NIOGN Submission to the Northern Ireland Affairs Committee Inquiry ‘Devolution and democracy in Northern Ireland: dealing with the deficit’
By David McBurney
If an Executive cannot be restored, what options exist for restoring accountability and democracy in Northern Ireland? Are any of these models useful now or is a fresh approach required?
Consociation – “the cooperation of different, especially antagonistic, social groups on the basis of shared power” – is difficult to achieve for a prolonged period.
The current negotiations aimed at restoring our political institutions lack transparency and are not working. It’s time for a fresh approach that is more deliberative and involves citizens. People are often ahead of politicians on many constitutional issues and citizens should be engaged in a process to decide our future.
Using more deliberative democratic methods would open up the prospect of prescriptions that are representative of the entire population and based on evidence-based analysis of the merits of competing arguments. Deliberation requires “weighing” competing arguments for policies or candidates in a context of mutually civil and diverse discussion in which people can decide on the merits of arguments with good information.
A good deliberative public engagement process makes a difference – to participants, to decisions and to policy. The process: is transparent; has integrity; is tailored to circumstances; involves the right number and types of people; treats participants with respect; gives priority to participants’ discussions; and is reviewed to assess what has been achieved and evaluated to improve practice.

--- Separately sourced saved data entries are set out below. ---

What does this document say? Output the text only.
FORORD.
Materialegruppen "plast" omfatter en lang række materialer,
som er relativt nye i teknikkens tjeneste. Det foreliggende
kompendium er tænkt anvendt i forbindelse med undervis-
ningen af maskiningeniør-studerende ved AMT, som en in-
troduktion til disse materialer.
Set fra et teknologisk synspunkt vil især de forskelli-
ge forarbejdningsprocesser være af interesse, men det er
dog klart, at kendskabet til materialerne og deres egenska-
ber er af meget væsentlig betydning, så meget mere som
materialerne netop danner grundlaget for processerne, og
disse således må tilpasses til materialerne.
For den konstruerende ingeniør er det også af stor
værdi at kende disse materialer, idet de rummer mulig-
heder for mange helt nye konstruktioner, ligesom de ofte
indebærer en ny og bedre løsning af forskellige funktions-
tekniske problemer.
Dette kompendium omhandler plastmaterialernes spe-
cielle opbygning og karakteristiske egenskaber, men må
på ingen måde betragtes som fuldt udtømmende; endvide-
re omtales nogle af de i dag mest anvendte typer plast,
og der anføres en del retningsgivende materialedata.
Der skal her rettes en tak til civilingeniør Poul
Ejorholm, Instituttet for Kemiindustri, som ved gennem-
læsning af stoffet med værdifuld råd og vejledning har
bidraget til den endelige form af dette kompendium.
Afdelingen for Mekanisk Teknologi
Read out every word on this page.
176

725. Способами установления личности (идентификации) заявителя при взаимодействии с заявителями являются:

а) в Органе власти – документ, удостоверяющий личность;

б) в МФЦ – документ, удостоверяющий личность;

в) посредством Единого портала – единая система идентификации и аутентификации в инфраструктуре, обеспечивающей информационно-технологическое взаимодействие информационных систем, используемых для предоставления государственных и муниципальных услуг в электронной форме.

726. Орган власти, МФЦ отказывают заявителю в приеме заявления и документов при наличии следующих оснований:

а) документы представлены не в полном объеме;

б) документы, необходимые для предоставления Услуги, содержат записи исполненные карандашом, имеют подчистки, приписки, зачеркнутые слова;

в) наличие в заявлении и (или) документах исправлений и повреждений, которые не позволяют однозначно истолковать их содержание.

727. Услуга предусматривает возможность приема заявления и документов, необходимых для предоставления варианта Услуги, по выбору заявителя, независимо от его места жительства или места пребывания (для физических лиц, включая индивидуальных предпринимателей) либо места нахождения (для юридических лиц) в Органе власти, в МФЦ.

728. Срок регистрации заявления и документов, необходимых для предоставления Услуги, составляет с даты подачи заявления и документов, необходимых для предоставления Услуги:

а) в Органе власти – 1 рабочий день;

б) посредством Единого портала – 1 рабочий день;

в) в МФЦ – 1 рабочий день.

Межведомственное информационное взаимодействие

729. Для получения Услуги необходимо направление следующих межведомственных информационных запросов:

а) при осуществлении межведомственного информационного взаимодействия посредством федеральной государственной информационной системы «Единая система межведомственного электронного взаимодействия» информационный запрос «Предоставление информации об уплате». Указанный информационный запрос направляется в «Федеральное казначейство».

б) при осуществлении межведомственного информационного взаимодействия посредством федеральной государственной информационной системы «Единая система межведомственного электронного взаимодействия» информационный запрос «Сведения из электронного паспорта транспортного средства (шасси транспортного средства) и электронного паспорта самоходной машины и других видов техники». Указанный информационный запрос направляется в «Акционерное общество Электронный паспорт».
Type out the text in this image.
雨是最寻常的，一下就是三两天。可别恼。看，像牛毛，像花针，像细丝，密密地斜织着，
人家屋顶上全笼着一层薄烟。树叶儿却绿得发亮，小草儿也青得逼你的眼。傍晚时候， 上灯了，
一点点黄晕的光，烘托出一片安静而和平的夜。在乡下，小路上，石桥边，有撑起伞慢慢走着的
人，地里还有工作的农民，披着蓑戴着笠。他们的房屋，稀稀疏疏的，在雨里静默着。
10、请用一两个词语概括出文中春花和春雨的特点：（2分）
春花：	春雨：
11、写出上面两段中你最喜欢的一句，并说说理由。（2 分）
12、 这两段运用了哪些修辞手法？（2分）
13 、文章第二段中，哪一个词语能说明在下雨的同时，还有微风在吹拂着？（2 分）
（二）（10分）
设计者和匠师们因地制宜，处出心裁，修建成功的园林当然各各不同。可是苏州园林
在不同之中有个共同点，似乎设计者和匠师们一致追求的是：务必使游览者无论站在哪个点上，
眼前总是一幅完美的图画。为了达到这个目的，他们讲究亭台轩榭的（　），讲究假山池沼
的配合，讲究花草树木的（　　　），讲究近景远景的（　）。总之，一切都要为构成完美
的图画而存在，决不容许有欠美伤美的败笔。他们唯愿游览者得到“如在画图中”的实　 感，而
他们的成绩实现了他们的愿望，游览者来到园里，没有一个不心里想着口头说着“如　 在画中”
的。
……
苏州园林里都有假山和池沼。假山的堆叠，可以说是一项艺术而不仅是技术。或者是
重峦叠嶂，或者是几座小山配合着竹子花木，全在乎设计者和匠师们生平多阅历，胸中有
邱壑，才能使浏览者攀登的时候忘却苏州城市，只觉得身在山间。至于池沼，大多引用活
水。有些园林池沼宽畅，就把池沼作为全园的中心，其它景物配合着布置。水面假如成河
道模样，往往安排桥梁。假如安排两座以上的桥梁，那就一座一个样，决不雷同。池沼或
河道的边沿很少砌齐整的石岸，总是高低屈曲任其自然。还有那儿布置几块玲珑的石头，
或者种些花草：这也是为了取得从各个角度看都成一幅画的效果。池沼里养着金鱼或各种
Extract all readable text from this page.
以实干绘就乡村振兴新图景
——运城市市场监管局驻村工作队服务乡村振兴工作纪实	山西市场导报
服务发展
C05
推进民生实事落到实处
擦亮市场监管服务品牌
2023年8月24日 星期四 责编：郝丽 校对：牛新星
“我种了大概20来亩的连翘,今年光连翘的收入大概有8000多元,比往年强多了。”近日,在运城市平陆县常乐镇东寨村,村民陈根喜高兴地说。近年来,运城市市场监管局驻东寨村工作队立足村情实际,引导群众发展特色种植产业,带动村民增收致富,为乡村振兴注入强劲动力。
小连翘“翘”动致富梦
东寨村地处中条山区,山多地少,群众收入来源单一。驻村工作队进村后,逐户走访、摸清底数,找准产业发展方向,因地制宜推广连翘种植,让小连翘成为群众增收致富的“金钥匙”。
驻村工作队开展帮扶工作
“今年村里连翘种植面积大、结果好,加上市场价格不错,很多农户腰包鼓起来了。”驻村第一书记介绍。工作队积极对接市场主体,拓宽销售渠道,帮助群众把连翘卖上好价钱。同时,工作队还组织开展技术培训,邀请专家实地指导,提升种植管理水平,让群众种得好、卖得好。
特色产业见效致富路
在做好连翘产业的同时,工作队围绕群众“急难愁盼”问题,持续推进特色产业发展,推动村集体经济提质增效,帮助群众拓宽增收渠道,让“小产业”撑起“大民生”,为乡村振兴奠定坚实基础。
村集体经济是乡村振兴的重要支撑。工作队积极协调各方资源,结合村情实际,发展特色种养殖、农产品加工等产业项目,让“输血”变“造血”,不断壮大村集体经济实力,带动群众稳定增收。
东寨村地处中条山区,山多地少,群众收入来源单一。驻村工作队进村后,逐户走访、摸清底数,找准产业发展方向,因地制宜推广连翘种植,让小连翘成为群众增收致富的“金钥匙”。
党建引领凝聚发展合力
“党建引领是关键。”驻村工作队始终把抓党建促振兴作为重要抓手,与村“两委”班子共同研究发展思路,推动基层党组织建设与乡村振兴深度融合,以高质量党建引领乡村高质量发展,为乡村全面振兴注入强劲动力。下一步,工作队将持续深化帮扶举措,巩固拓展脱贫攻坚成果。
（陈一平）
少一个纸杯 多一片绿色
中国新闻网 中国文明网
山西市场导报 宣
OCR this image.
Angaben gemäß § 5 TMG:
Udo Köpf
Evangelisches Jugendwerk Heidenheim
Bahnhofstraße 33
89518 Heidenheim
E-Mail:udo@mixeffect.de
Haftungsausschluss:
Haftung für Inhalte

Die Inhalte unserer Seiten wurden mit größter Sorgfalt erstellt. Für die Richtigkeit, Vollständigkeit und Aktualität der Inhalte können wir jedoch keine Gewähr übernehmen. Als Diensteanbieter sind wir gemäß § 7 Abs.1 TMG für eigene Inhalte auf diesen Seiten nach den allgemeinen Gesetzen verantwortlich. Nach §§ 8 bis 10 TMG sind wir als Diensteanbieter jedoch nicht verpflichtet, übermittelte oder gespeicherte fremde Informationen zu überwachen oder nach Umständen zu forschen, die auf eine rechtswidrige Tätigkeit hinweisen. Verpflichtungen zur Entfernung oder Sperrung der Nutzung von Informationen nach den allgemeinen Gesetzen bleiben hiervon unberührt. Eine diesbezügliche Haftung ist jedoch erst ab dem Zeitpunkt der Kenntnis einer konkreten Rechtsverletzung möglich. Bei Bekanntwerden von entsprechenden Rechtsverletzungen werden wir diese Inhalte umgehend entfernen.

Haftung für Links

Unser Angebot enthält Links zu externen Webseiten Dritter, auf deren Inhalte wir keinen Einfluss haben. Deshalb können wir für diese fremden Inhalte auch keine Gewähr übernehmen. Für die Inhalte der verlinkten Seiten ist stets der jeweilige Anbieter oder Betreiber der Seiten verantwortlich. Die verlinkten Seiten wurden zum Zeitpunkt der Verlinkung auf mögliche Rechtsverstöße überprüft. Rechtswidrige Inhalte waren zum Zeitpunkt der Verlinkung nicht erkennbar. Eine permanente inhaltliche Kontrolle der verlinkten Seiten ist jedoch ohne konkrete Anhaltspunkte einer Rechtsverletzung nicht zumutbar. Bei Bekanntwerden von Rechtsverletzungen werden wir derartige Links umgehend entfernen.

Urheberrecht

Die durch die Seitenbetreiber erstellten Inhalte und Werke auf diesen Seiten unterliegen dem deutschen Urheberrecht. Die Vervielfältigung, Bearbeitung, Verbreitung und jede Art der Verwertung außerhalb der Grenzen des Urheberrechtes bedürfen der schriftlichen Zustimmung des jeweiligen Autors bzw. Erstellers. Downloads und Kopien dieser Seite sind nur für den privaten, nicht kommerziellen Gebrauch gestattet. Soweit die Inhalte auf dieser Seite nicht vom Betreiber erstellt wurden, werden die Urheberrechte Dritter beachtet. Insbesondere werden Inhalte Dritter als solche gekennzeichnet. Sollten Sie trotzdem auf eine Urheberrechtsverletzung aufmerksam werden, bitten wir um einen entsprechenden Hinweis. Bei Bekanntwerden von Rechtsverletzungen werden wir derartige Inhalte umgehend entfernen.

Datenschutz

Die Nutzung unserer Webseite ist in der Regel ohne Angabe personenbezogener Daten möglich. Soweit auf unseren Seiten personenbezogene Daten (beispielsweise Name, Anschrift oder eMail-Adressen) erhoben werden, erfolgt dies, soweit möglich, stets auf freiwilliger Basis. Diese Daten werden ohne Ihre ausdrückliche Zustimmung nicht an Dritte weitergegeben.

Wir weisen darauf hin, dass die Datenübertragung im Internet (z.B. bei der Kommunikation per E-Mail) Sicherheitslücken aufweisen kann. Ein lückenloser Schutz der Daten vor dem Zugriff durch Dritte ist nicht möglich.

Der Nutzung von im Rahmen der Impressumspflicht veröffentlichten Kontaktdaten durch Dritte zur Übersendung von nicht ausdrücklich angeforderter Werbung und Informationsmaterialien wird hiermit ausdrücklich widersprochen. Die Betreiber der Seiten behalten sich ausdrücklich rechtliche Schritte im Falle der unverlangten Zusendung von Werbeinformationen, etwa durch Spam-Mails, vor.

Much of the energy in deliberative democracy efforts has focused on statistical microcosms or mini-publics, in which citizens, recruited by random sampling, deliberate in organized settings. In some settings, relatively small groups of fifteen or so deliberate online with an elected representative. In other settings, the groups can be given access to balanced information and briefing materials that make the best case for and against various options. They can also be given access to competing experts who answer their questions from different points of view. Then, at the end of the deliberations, there is some way of harvesting their considered judgments.
Other mini-publics, such as citizens’ juries and citizens’ assemblies arrive at an agreed-upon statement or verdict as a recommendation to the public or to authorized policy-makers. Some randomly selected mini-publics even make binding decisions.